The contemporary and minimalistic design of the plaza was chosen to differentiate but not compete with the traditional architecture seen throughout the Duke campus. Bluestone paving, famously used throughout the campus in an Ashler Pettern, has been re-invented in two complementary modules. Blurring the lines between interior and exterior, the existing courtyard paving now extends beyond the walls of the museum, creating connections with the exterior walkways around the museum.
Within the Plaza, the most impressionable element is the forty-five feet long and over five feet wide sculptural bench is an inviting opportunity for interaction. A perfectly horizontal datum point sitting across the sloping site, the bench provides the keen viewer a subtle experience of the level changes in the plaza. Moreover, with a clear outlook of both the courtyard and the soft, undulating landscape of the knoll beyond, the horizontality accentuates the dialogue between architecture and the landscape – framing the elevation of the pine veil behind.
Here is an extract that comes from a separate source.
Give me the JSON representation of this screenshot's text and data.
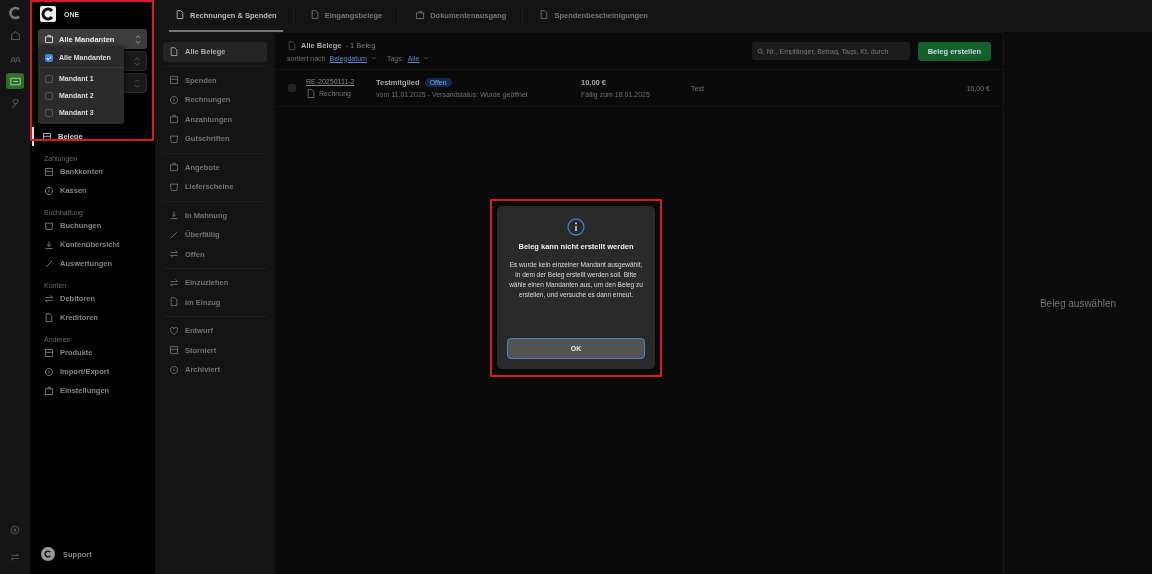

Photography: Sterling E. Stevens
The Three Valleys Masterplan:
In 2015, West 8 was commissioned to envision a world-class sculpture park set amidst the 140 acres of beautiful creeks, valleys and forests that unites Duke’s two campuses and borders Campus Drive. West 8’s vision plan defined the sculpture park’s extents, including features such as an improved campus drive, Museum gardens and plazas, sculpture slope, valley walkways, and a logic for stitching the Park into the greater University Campus. This plan, “The Three Valleys: An Iconic Sculpture Park at Duke University” brings identity and conceptual vision to the hidden landscape that lies at the heart of Duke University’s Campus. At the heart of the Sculpture Park lies the Nasher Museum of Art and the design vision positions the building’s interior courtyard and five gallery layout to great effect. Phase One of the Sculpure Park opened in 2019.